Damit haben wir nun eine Reihe von Überlegungen angestellt, bevor wir überhaupt mit der tatsächlichen Entwicklung angefangen haben. Diese Überlegungen und Feststellungen dienen vor allem dazu Struktur in die Umsetzung zu bringen und so nicht während der Umsetzung von Unklarheiten überrascht zu werden. Gleichzeitig helfen sie den eigenen Fortschritt im Blick zu behalten und möglichst effizient vorzugehen.
Schritt 2: Entwicklung
Zu Beginn der tatsächlichen Implementierung des Features müssen wir zunächst einen so genannten Feature-Branch anlegen. Dabei handelt es sich – vereinfacht gesagt – um eine Kopie des aktuellen Entwicklungsstandes. Diese Kopie können wir beliebig bearbeiten und so unser neues Feature hinzufügen. Sobald wir fertig sind, wird dann der Feature-Branch in den eigentlichen Entwicklungsstand übernommen. Durch dieses Vorgehen sind wir, während der Entwicklung unabhängig von Änderungen am Entwicklungsstand durch andere Entwickler und können ungestört an unserem Feature arbeiten. Außerdem gelangen so nur fertige Features und keine unvollständigen Zwischenstände auf den allgemeinen Entwicklungsstand.
Auf dem neuen Feature-Branch können wir nun unsere einzelnen Arbeitspakete Schritt für Schritt umsetzen. Das wichtigste Tool, das uns hierbei unterstützt, ist unsere Entwicklungsumgebung, in unserem Fall IntelliJ.
IntelliJ bietet uns eine Vielzahl von unterstützenden Funktionen, die uns bei der Entwicklung helfen. So gibt es beispielweise ein Syntax Highlighting, das Schlüsselwörter im Code in verschiedenen Farben hervorhebt und diesen so leichter zu lesen macht. Darüber hinaus wird eine Code Completion angeboten, die sobald man anfängt zu tippen auswählbare Eingabevorschläge anzeigt und so die Anzahl der Tastaturanschläge maßgeblich verringert. Stellvertretend sei zudem noch die Einbindung der Versionsverwaltung, in unserem Fall Git, genannt, mit der wir u. a. Feature-Branches erstellen und Änderungen an diesen hochladen können.
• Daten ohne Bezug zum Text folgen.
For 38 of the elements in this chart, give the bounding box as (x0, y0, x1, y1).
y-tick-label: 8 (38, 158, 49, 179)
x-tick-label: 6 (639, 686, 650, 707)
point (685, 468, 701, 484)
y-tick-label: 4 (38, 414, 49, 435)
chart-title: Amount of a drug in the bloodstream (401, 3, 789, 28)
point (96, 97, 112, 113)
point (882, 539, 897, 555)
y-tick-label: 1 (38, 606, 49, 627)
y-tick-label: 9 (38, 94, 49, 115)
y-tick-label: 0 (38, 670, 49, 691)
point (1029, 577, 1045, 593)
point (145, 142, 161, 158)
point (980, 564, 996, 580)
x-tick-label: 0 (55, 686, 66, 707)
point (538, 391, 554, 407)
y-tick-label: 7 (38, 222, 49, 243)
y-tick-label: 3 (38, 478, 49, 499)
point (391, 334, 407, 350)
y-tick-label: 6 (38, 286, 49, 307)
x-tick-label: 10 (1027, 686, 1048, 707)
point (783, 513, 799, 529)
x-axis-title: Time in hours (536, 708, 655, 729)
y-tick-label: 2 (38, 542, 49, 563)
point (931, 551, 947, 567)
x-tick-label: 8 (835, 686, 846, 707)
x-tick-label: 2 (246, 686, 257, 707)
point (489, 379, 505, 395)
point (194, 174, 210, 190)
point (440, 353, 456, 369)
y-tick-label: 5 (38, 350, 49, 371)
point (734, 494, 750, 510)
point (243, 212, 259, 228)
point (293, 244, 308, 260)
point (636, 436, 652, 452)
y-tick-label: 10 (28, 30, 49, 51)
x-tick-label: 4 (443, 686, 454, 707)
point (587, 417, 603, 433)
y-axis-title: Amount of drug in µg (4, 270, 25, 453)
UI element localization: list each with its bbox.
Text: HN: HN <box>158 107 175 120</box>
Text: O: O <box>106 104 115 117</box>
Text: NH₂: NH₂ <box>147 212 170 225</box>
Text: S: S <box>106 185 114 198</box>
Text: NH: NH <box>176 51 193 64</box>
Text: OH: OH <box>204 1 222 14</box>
Bin ich der erste mit dem Problem?
Während der Entwicklung des Features werden wir unter Umständen an einen Punkt kommen, an dem wir nicht genau wissen, wie wir die Anforderungen technisch umsetzen können. Im Anwendungsfall kann es beispielsweise sein, dass wir nicht sicher sind, wie wir die Geräterahmen am besten einbinden. Diese als SVGs von UX gelieferten Dateien, sollen ja so angezeigt werden, dass in ihnen die eigentliche Vorschau dargestellt wird. Hier gilt, dass in den meisten Fällen bereits jemand ein ähnliches Problem gehabt haben wird und eine einfache Internet-Recherche bereits helfen kann. Insbesondere Foren wie StackOverflow, auf denen Entwickler sich gegenseitig helfen können, sind hier besonders hilfreich . Darüber hinaus kann alternativ auch eine Frage im Kollegenkreis, beispielweise bei Entwicklern aus anderen Projekten, zur Lösung führen.
Neben der Implementierung des eigentlichen Features gehört auch das Ermitteln und Erstellen von notwendigen Tests. Da hierauf allerdings im nächsten Blogbeitrag gesondert eingegangen wird, sei es an dieser Stelle einmal ausgeklammert. Entsprechend können wir, nachdem das Feature vollständig implementiert ist, unseren Feature-Branch zurück auf den allgemeinen Entwicklungsstand überführen. Hierfür stellen wir einen so genannten Merge-Request. Das erfolgt mit Gitlab in einem Tool, das wir bereits aus den vorherigen Blogbeiträgen kennen, da wir es u. a. auch für unsere Ticket-Verwaltung benutzen. Es bietet jedoch noch eine Vielzahl mehr Funktionen und hält so zum Beispiel auch unseren aktuellen Entwicklungsstand.
Schritt 3: Review
Nach der Fertigstellung der Implementierung unseres Features folgt eine Überprüfung des neuen Codes durch einen zweiten Entwickler. Hierfür wird diesem der Merge-Requests zugewiesen und er stimmt der Überführung unserer Änderungen auf den allgemeinen Entwicklungsstand erst zu, wenn er mit der Qualität einverstanden ist. Durch dieses Vier-Augen-Prinzip wird eine zusätzliche Qualitätssicherung geschaffen.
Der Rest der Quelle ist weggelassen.